Eve Health’s gynaecologists offer Mirena insertions at our Brisbane clinics. Read more about the procedure below and get in touch with our friendly reception staff on 07 3332 1999 to book a consultation.
What is Mirena?
Mirena is a long acting, reversible hormone releasing contraceptive device that is inserted into the womb, i.e. an intrauterine contraceptive device (IUCD) and sits in the uterus like a copper IUD. It can be used as a contraceptive agent or to control heavy periods. IUCDs are suitable for women regardless of whether they have had a baby, and are also suitable for teenagers.
How does it work?
Mirena is a thin plastic T-shaped device containing a synthetic female hormone, known as levonorgestrel, a progesterone. Progesterone is a contraceptive agent found in other preparations, such as “the pill”. This hormone thickens the mucous in the cervix, trapping sperm and reduces the monthly growth of the lining of the womb (endometrium). It does not routinely suppress ovulation.
How is this inserted?
The procedure is usually performed in the consulting rooms by your gynaecologist. Anaesthesia is not normally required. The Mirena is inserted in a process similar to the taking of a Pap smear, but the passage of the Mirena into the uterus often causes some period-like cramps. The procedure itself takes approximately 15 minutes. Sometimes, the Mirena is inserted at the time of another procedure, such as a hysteroscopy. Following insertion, you will not be able to feel the device, but you should be able to feel the threads of the device with your fingers. The device is removed in a procedure similar to the insertion.

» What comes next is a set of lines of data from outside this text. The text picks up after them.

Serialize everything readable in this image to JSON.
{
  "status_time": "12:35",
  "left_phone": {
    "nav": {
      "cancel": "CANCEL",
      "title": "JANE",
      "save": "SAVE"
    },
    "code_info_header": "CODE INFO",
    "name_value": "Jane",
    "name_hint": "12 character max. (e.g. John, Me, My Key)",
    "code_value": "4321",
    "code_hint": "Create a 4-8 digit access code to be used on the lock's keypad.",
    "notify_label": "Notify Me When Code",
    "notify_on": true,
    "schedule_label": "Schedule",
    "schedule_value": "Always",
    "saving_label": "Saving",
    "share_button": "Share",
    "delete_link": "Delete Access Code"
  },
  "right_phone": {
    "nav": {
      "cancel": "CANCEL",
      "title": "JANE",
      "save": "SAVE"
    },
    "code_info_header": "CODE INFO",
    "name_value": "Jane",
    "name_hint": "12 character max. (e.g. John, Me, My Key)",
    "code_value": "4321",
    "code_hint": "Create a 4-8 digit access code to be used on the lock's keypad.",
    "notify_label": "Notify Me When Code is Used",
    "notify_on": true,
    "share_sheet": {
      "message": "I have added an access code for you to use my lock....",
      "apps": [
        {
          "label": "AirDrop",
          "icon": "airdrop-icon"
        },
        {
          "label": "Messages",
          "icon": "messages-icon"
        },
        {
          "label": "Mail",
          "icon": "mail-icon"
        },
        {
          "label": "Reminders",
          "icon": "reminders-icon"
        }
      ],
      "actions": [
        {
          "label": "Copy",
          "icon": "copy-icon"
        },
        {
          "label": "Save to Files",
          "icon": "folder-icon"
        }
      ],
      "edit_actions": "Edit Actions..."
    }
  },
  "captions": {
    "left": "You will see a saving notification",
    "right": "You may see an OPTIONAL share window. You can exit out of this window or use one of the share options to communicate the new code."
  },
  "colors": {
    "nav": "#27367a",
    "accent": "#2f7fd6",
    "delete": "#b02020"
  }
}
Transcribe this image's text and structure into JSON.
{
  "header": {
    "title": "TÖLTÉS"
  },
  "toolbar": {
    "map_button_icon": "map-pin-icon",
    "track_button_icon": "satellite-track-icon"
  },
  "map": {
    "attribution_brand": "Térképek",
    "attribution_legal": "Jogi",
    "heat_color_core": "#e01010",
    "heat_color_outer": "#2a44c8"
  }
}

We recommend that you take some simple analgesia such as two ibuprofen and two paracetamol 20 minutes before hand and arrange for someone to drive you home afterwards. Most women tolerate the procedure well and are fine to attend work or school the following day.

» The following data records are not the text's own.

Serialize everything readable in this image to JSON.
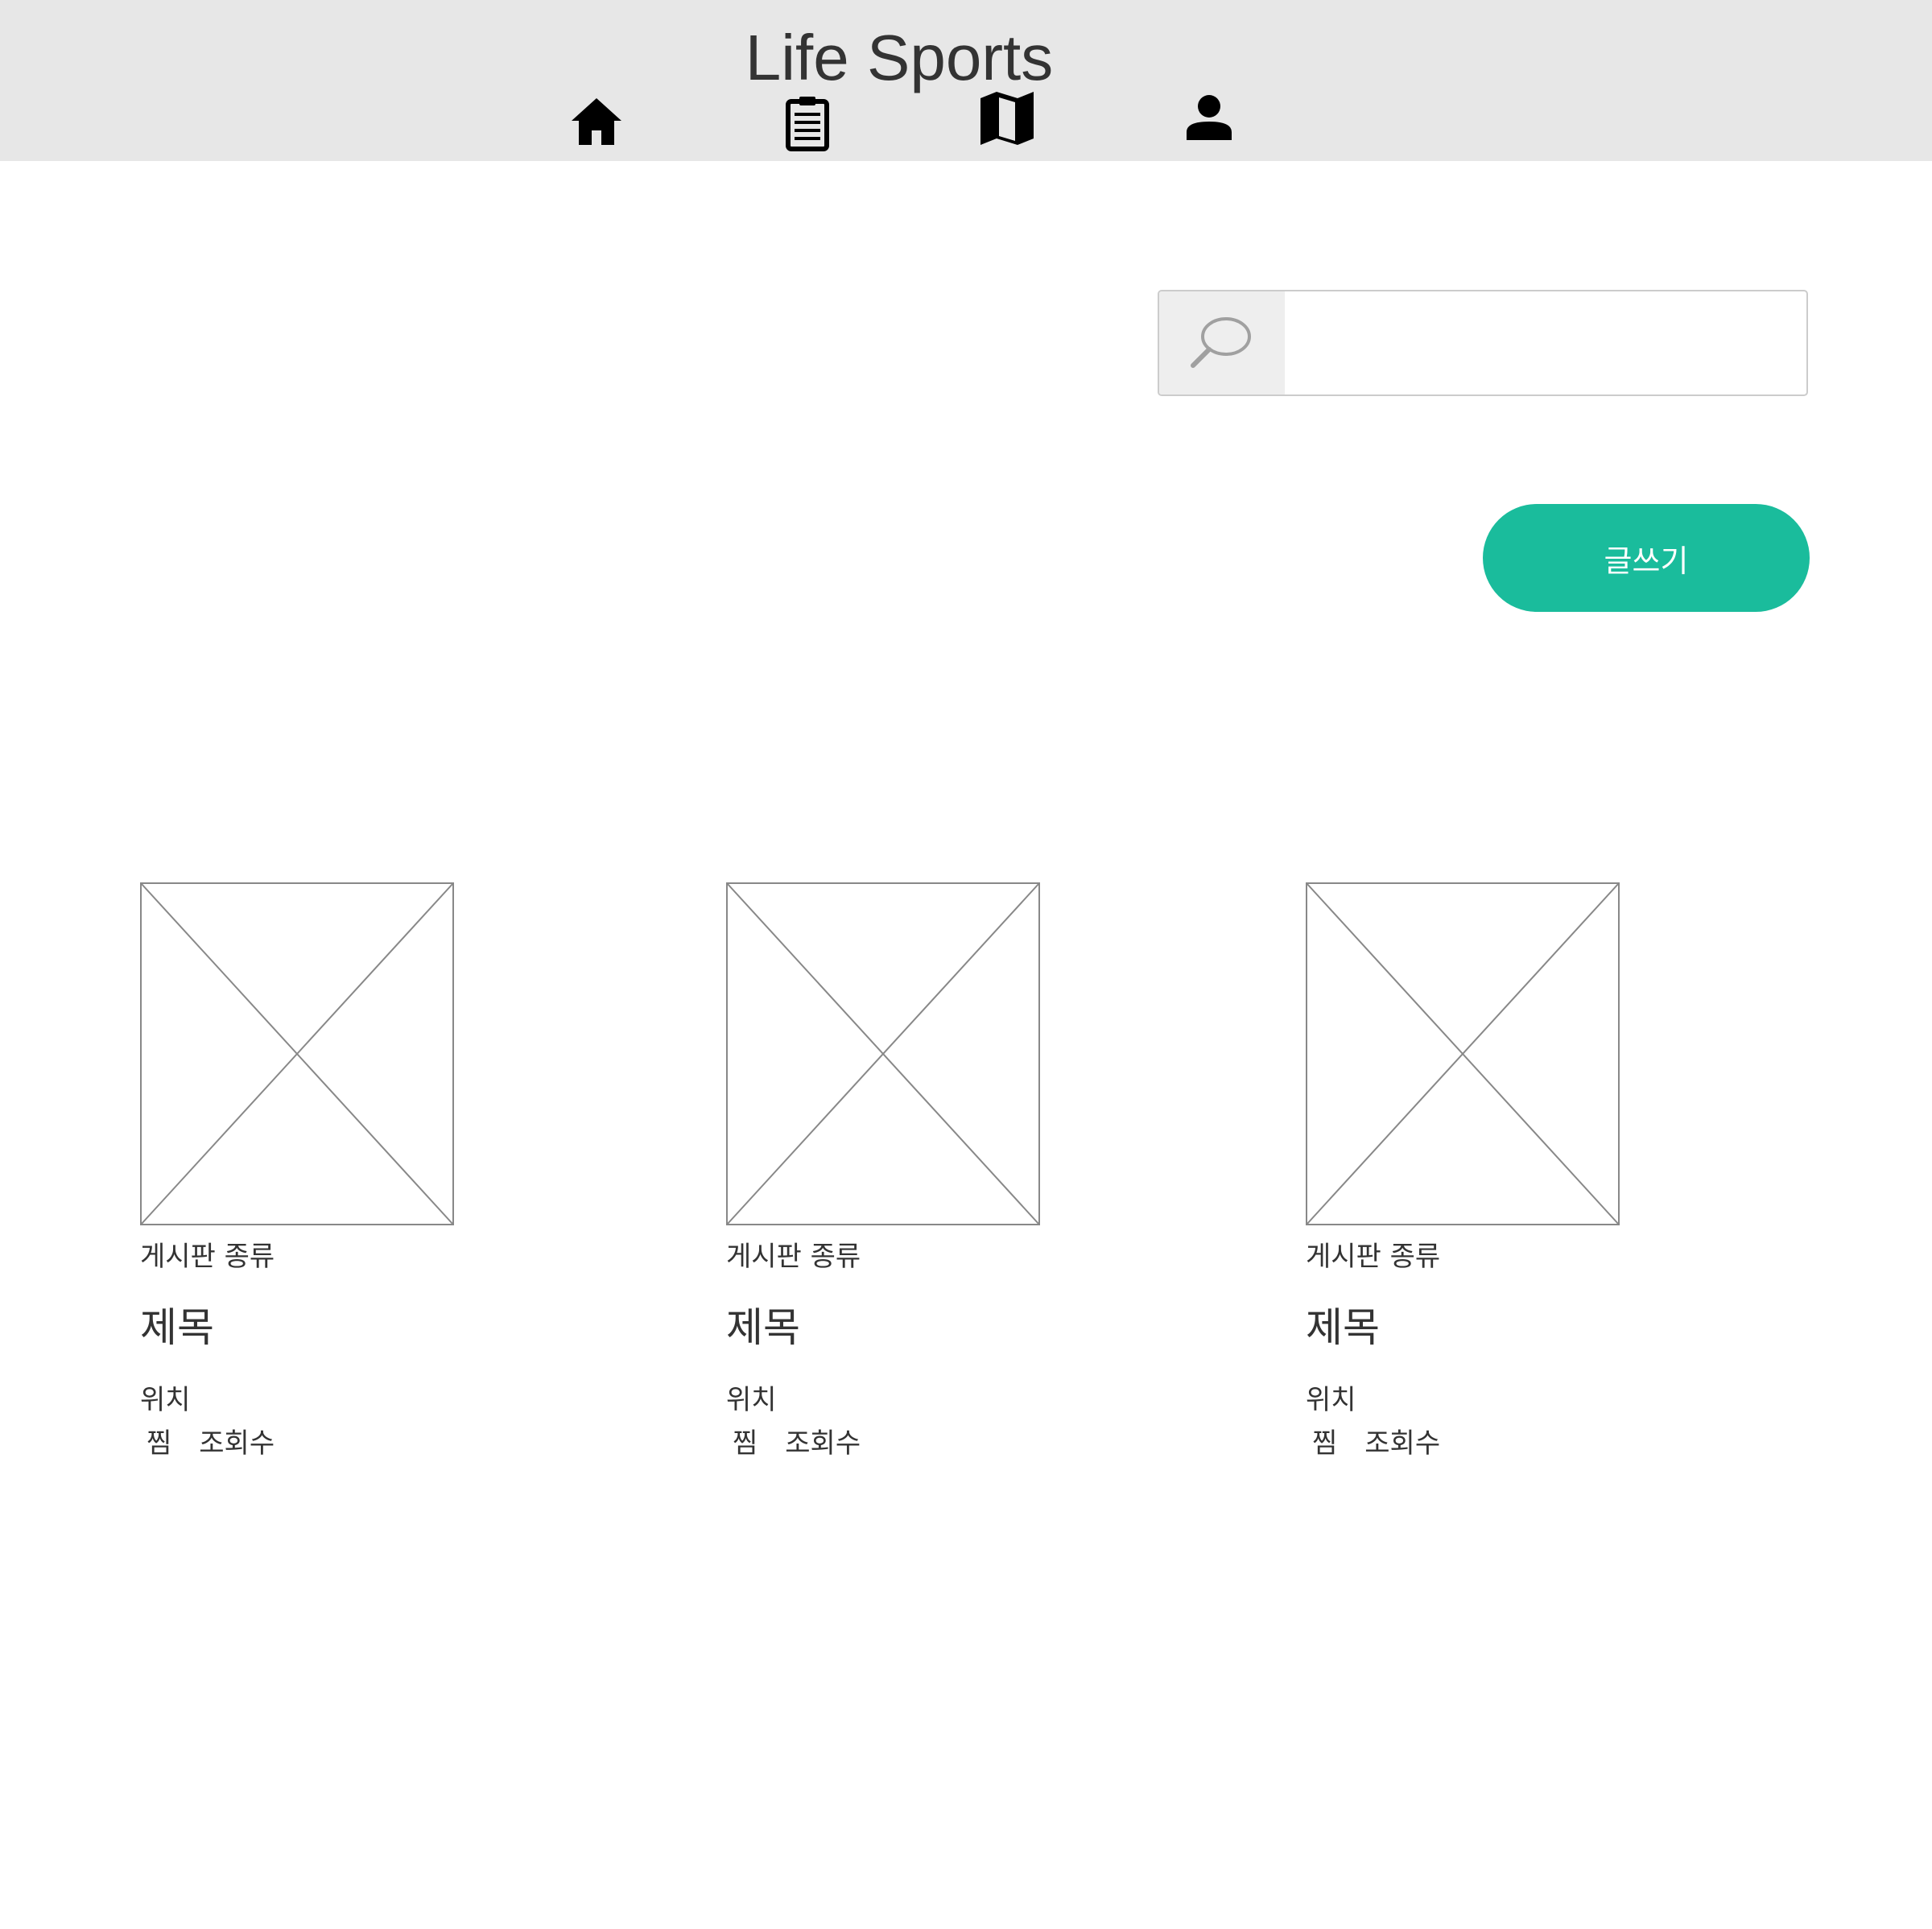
{
  "header": {
    "title": "Life Sports",
    "nav": [
      {
        "icon": "home-icon"
      },
      {
        "icon": "clipboard-icon"
      },
      {
        "icon": "map-icon"
      },
      {
        "icon": "person-icon"
      }
    ]
  },
  "search": {
    "icon": "search-icon",
    "value": "",
    "placeholder": ""
  },
  "write_button": {
    "label": "글쓰기",
    "color": "#1abc9c"
  },
  "cards": [
    {
      "board_type": "게시판 종류",
      "title": "제목",
      "location": "위치",
      "like_label": "찜",
      "views_label": "조회수"
    },
    {
      "board_type": "게시판 종류",
      "title": "제목",
      "location": "위치",
      "like_label": "찜",
      "views_label": "조회수"
    },
    {
      "board_type": "게시판 종류",
      "title": "제목",
      "location": "위치",
      "like_label": "찜",
      "views_label": "조회수"
    }
  ],
  "colors": {
    "header_bg": "#e7e7e7",
    "accent": "#1abc9c",
    "text": "#333333"
  }
}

How long does Mirena last?
The device stays in the uterus and remains effective for a maximum of five years, but may be removed sooner if desired. Fertility returns soon after removal. The device does not dissolve and must be removed.
How effective is Mirena?
Mirena is extremely effective in the prevention of pregnancy and protective from the time of insertion, provided it is inserted at the right time of your cycle. If more than 1000 women use Mirena for one year, not more than two of them will fall pregnant. It does not require any input from you after insertion and is not generally affected by illness. However, no contraceptive method is one hundred percent reliable. It has the advantage of making periods very light or non-existent for up to 90% of women.

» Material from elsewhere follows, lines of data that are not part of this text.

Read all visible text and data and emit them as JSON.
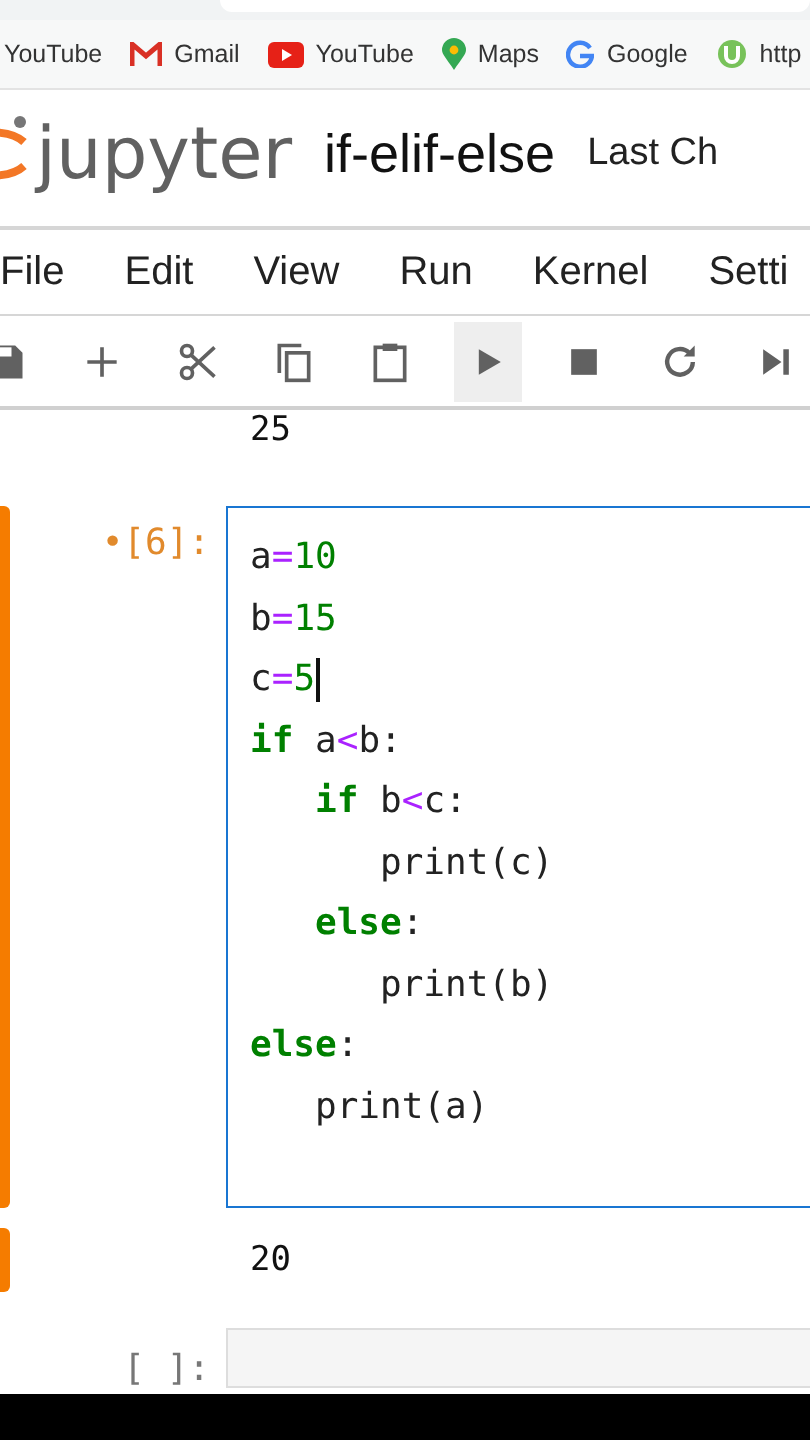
{
  "bookmarks": [
    {
      "label": "YouTube",
      "kind": "video-partial"
    },
    {
      "label": "Gmail",
      "kind": "mail"
    },
    {
      "label": "YouTube",
      "kind": "video"
    },
    {
      "label": "Maps",
      "kind": "pin"
    },
    {
      "label": "Google",
      "kind": "search"
    },
    {
      "label": "http",
      "kind": "circle"
    }
  ],
  "header": {
    "logo": "jupyter",
    "notebook_title": "if-elif-else",
    "checkpoint": "Last Ch"
  },
  "menu": [
    "File",
    "Edit",
    "View",
    "Run",
    "Kernel",
    "Setti"
  ],
  "toolbar": [
    {
      "kind": "save"
    },
    {
      "kind": "add"
    },
    {
      "kind": "cut"
    },
    {
      "kind": "copy"
    },
    {
      "kind": "paste"
    },
    {
      "kind": "run",
      "selected": true
    },
    {
      "kind": "stop"
    },
    {
      "kind": "restart"
    },
    {
      "kind": "fastforward"
    }
  ],
  "previous_output": "25",
  "cell": {
    "prompt": "•[6]:",
    "selected": true,
    "lines": [
      [
        {
          "kind": "name",
          "text": "a"
        },
        {
          "kind": "op",
          "text": "="
        },
        {
          "kind": "num",
          "text": "10"
        }
      ],
      [
        {
          "kind": "name",
          "text": "b"
        },
        {
          "kind": "op",
          "text": "="
        },
        {
          "kind": "num",
          "text": "15"
        }
      ],
      [
        {
          "kind": "name",
          "text": "c"
        },
        {
          "kind": "op",
          "text": "="
        },
        {
          "kind": "num",
          "text": "5"
        },
        {
          "kind": "cursor"
        }
      ],
      [
        {
          "kind": "kw",
          "text": "if"
        },
        {
          "kind": "name",
          "text": " a"
        },
        {
          "kind": "op",
          "text": "<"
        },
        {
          "kind": "name",
          "text": "b:"
        }
      ],
      [
        {
          "kind": "indent"
        },
        {
          "kind": "kw",
          "text": "if"
        },
        {
          "kind": "name",
          "text": " b"
        },
        {
          "kind": "op",
          "text": "<"
        },
        {
          "kind": "name",
          "text": "c:"
        }
      ],
      [
        {
          "kind": "indent"
        },
        {
          "kind": "indent"
        },
        {
          "kind": "name",
          "text": "print(c)"
        }
      ],
      [
        {
          "kind": "indent"
        },
        {
          "kind": "kw",
          "text": "else"
        },
        {
          "kind": "name",
          "text": ":"
        }
      ],
      [
        {
          "kind": "indent"
        },
        {
          "kind": "indent"
        },
        {
          "kind": "name",
          "text": "print(b)"
        }
      ],
      [
        {
          "kind": "kw",
          "text": "else"
        },
        {
          "kind": "name",
          "text": ":"
        }
      ],
      [
        {
          "kind": "indent"
        },
        {
          "kind": "name",
          "text": "print(a)"
        }
      ]
    ],
    "output": "20"
  },
  "next_cell": {
    "prompt": "[ ]:"
  }
}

What are the disadvantages of Mirena?
It does not prevent sexually transmitted diseases. It must be removed upon completion. It can cause light, unpredictable bleeding and irregularities of your menstrual cycle, particularly in the first three months after insertion. The Mirena can cause some cramping, but this usually dissipates within the first few days of insertion. It can have some mild hormonal side effects in sensitive women. Only 1/10th of the progesterone dose can be measured in the blood, so blood hormone levels are very low. The risk of infection is very low for IUCDs, less than 1 in 1000. Your doctor may test for any STIs before insertion of the IUCD to ensure the risk remains low.
When should Mirena be inserted?
Mirena is ideally inserted just after completion of the period but can be anytime in the cycle.
What are the complications of this procedure?
Every contraceptive method has associated risks and side-effects. Complications include, but are not limited to:
At the time of insertion
Discomfort at the time of and immediately after insertion; introduction of infection; perforation of the uterus.
You can expect some change in your periods – the exact effect is difficult to predict; most women will stop having periods, and in the remainder periods become lighter or less regular; however, most women will experience spotting in the first six months after insertion and this may be troublesome.
Rarely, the device may be expelled during the menstrual period; therefore, you should check for the threads of the device after each period or about once a month.
A number of other side effects have been reported, including headaches, breast tenderness, and changes in libido; most of these are self limiting. Occasionally, the threads may be felt by your partner, and if this causes discomfort, these can be adjusted. Sometimes the threads become looped up inside the uterus making it more difficult to remove.
Any other specific risks and complications will be discussed prior to the procedure.
What if I have any problems?
You should seek medical attention if you experience:
- Fever or feeling unwell
- Offensive discharge or heavy bleeding
- Intractable nausea or vomiting
- Severe pain
- Inability to feel the threads inside the vagina
Please contact the office on 07 3332 1999 or attend your nearest hospital emergency department if you require urgent attention.